So, it is quite possible that you'll end up with an interview at a community college. It may be the case that our processes at BNCC are diferent --- so take that into consideration...
How the process is different from interviews at a research university or SLAC:
- Your interview will be 1 hour long, no more.
- You'll be interviewed by a group of 6-9 folks, only one or two will be from your discipline. The others are administrators and faculty from other disciplines.
- You will be given a set of questions about 30 minutes in advance.
- You'll have to do a 10 minute teaching demonstration.
- You are expected to pay for your own travel etc...
Notice -- there is NO budget for interview costs. You won't get a meal, you won't have any informal chances to talk to folks etc. In fact, we are instructed to be as uniform as possible -- asking the same questions (the ones on the sheet) and only asking individual follow-up questions if you open the door for us.

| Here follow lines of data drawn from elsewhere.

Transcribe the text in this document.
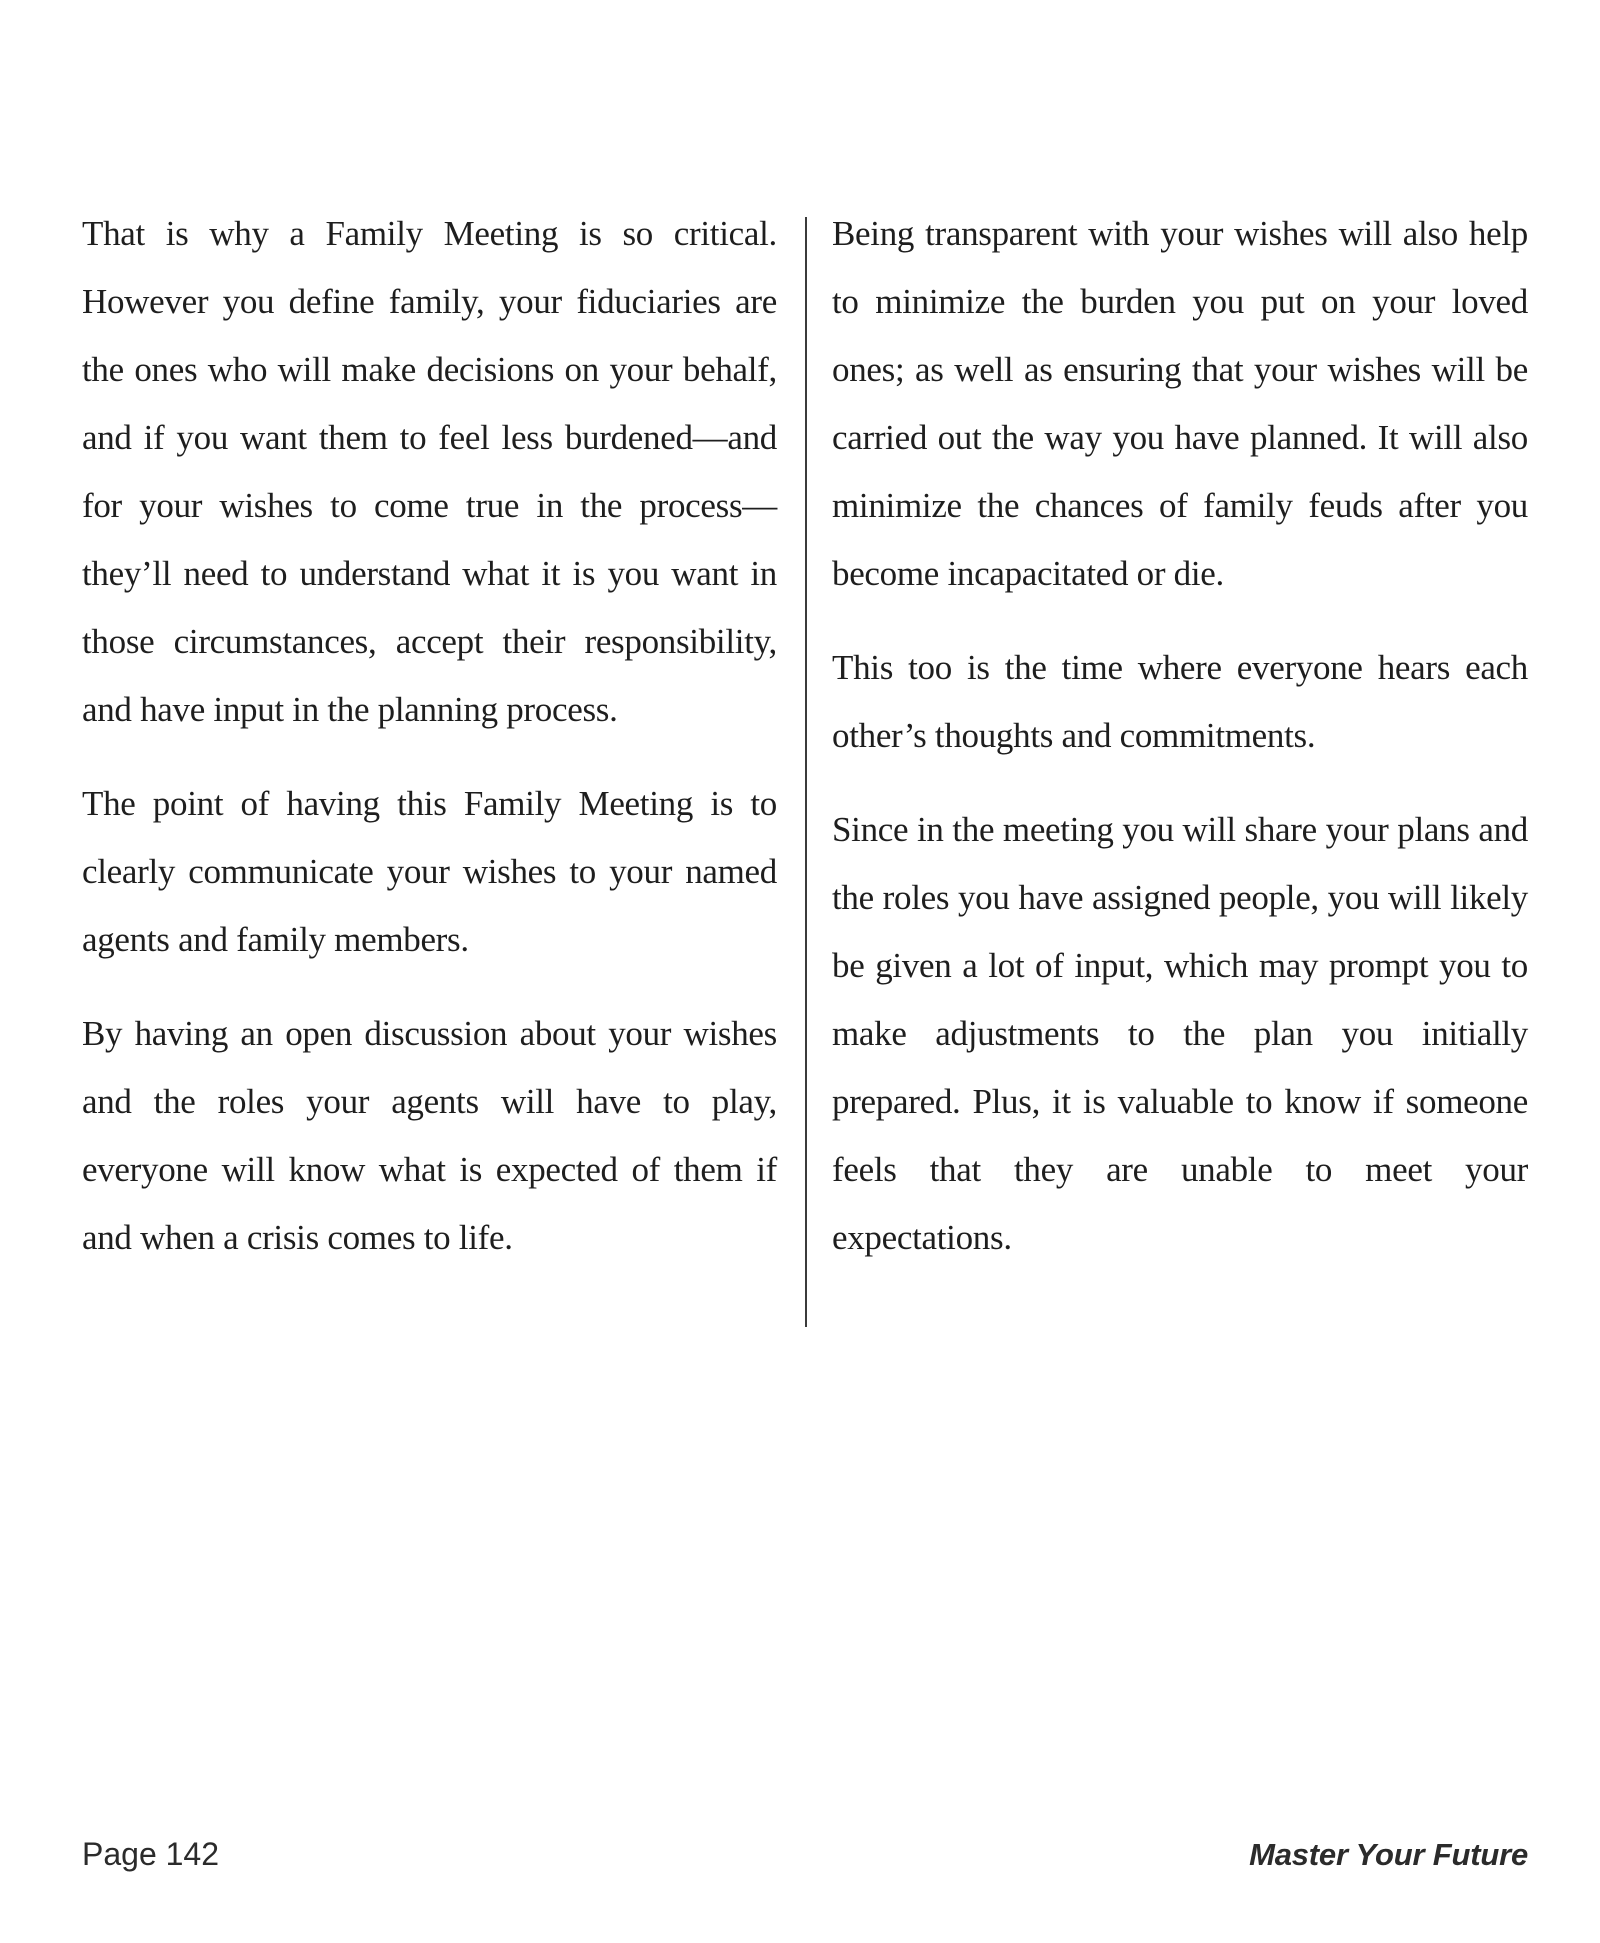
That is why a Family Meeting is so critical. However you define family, your fiduciaries are the ones who will make decisions on your behalf, and if you want them to feel less burdened—and for your wishes to come true in the process—they’ll need to understand what it is you want in those circumstances, accept their responsibility, and have input in the planning process.

The point of having this Family Meeting is to clearly communicate your wishes to your named agents and family members.

By having an open discussion about your wishes and the roles your agents will have to play, everyone will know what is expected of them if and when a crisis comes to life.

Being transparent with your wishes will also help to minimize the burden you put on your loved ones; as well as ensuring that your wishes will be carried out the way you have planned. It will also minimize the chances of family feuds after you become incapacitated or die.

This too is the time where everyone hears each other’s thoughts and commitments.

Since in the meeting you will share your plans and the roles you have assigned people, you will likely be given a lot of input, which may prompt you to make adjustments to the plan you initially prepared. Plus, it is valuable to know if someone feels that they are unable to meet your expectations.

Page 142	Master Your Future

This isn't how we'd like to do it -- but, it is the way it is...
So, the thing is -- how to handle this sort of interview?What not to do: -- know that I've seen all of these kinds of behaviors...
- Focus on your research
- Name-drop about your grad school mentors
- Waste our time -- this includes asking questions you could answer within a few minutes of snooping on the internet.

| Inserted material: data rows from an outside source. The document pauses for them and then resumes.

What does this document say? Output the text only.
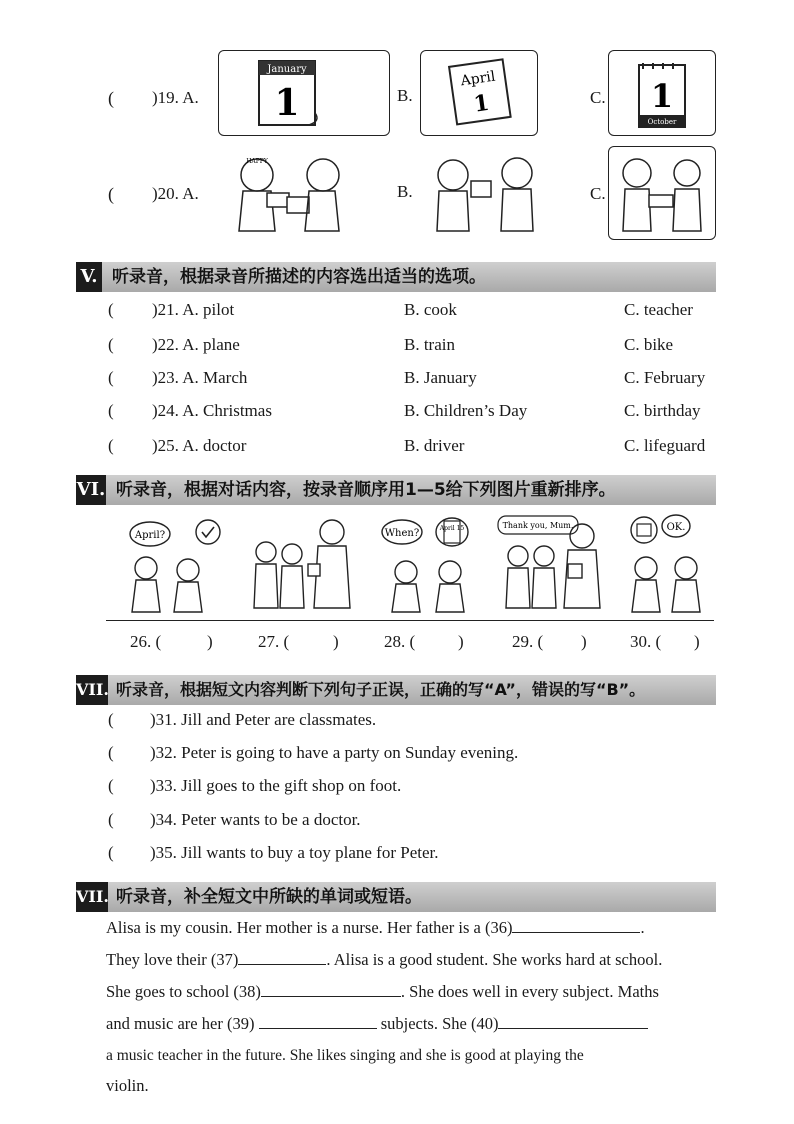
( )19. A.
January
1	B.
April
1	C. 1
October
( )20. A.
HAPPY
B.	C.
V. 听录音，根据录音所描述的内容选出适当的选项。
( )21. A. pilot	B. cook	C. teacher
( )22. A. plane	B. train	C. bike
( )23. A. March	B. January	C. February
( )24. A. Christmas	B. Children’s Day	C. birthday
( )25. A. doctor	B. driver	C. lifeguard
VI. 听录音，根据对话内容，按录音顺序用1—5给下列图片重新排序。
April?	When?	April 15	Thank you, Mum.	OK.
26. (	)	27. (	)	28. (	)	29. ( )	30. ( )
VII. 听录音，根据短文内容判断下列句子正误，正确的写“A”，错误的写“B”。
( )31. Jill and Peter are classmates.
( )32. Peter is going to have a party on Sunday evening.
( )33. Jill goes to the gift shop on foot.
( )34. Peter wants to be a doctor.
( )35. Jill wants to buy a toy plane for Peter.
VII. 听录音，补全短文中所缺的单词或短语。
Alisa is my cousin. Her mother is a nurse. Her father is a (36)	.
They love their (37)	. Alisa is a good student. She works hard at school.
She goes to school (38)	. She does well in every subject. Maths
and music are her (39)	subjects. She (40)
a music teacher in the future. She likes singing and she is good at playing the
violin.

- Talk AT us instead of TO us
- Condesend to us, 'cuz WE have jobs -- and you don't, so talking down to us is a bad move.
- Read your teaching demo, or go over time
- Blab on and on without realizing you have lots of questions to answer...
What to do:
- Watch your time. It will tell us how you manage your classroom.

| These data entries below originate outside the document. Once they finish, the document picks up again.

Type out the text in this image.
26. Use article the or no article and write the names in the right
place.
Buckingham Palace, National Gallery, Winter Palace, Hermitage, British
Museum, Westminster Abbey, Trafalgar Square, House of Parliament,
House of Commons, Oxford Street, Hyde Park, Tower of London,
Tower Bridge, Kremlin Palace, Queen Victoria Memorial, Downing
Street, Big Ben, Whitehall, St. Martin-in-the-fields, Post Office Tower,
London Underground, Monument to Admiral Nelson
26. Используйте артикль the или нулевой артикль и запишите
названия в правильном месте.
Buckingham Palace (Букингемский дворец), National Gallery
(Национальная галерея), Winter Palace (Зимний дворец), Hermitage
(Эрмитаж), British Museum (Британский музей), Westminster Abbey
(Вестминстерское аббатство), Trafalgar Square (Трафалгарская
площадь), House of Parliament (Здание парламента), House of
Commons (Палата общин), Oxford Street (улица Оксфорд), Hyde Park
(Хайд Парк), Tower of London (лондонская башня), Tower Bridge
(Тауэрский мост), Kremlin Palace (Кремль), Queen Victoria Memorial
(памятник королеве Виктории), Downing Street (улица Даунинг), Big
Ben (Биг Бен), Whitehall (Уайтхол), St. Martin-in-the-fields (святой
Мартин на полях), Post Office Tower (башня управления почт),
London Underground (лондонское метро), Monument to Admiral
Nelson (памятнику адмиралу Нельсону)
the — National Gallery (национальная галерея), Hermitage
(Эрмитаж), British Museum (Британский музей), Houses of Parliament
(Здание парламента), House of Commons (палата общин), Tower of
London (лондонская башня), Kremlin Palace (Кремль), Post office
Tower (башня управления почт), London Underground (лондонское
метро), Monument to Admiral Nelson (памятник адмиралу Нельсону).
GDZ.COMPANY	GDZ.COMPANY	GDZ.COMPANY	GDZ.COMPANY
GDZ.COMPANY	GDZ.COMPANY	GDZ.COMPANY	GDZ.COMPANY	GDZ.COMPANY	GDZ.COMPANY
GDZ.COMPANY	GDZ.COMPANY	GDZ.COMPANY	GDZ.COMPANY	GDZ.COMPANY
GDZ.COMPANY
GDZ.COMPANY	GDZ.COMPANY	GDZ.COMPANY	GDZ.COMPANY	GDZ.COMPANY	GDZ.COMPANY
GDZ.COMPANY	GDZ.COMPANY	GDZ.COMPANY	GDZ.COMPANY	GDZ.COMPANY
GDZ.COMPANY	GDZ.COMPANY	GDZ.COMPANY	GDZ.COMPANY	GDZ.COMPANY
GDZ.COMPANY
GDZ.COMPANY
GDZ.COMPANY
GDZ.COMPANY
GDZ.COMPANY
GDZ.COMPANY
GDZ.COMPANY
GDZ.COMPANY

- Give a teaching demo you can finish in 10 minutes.
- Talk to us like colleagues, but understand that only a couple of us are in your discipline.
- Come with a couple of good questions, as you should have time to ask them at the end.
Later -- I'll do a post about the interview questions and other ways CCs are different from the schools you've attended.
3 comments:
I suppose this would be a bad time to leave public school teaching and attempt to enter the community college realm...
Well, there is no good time to get into college teaching. I think this will probably be as good a time as any to apply for community college jobs.
Depending on where you are, you may end up doing adjunct work in the evenings, but if you are interested -- it doesn't hurt to apply.
I think what you described is a pretty accurate picture of the many CC hiring processes I've been processed by over the years.
Probably 2/3 of the schools that have invited me to interview have reimbursed my travel expenses up to a maximum that never equaled the total.
Not all schools present the questions first. However, some that do also like to collect the notes you've made during the 1/2 hour you've had to prepare.
Several schools have asked me to produce a timed writing sample.
I've participated in teacher-student role playing more than once, sometimes with actual students, sometimes with members of the hiring committee.
I've also seen students on hiring committees.
That's to reiterate that it's ALL about the teaching.
On the other side of the table, however, here are some suggestions for the committee/things I've seen that made me not want to take jobs:
We know you're probably limited to a formal process. However, the committee should make some effort to appear human. Offer water or coffee. Absolutely fight HR for your right to ask follow-up questions. Communication, like in teaching, is always a dialogue. The candidate needs to read you in order to talk to you. Moreover, he/she wants to know his/her future colleagues are in fact real, live people.
Especially if you're interviewing out of town candidates, arrange for campus/building tours. Have a student or non-committee faculty member do it. On a related note, out of town candidates also want to know things about the community - as a constituency and as a place to live - that the internet can not tell them.
If your equipment breaks, if your presentation software license expires (yes), etc, do not expect the candidate to fix it unless he/she is interviewing for a tech job. DO NOT subtract the time it takes for the candidate to circumvent your expired software from his presentation time limit.
If you choose a teaching demonstration topic for the candidates, do not choose one that it is not possible to do intelligent justice to in under an hour, for example, "A lecture on the history of linear perspective including a demonstration on the methods of one-point perspective" then ask candidates to address it in ten minutes. In that case especially, if, say, your software expires during that, um, at least pat yourself on the back when you invite the candidate back for a second interview after he totally nails it and fixes your computer at the same time.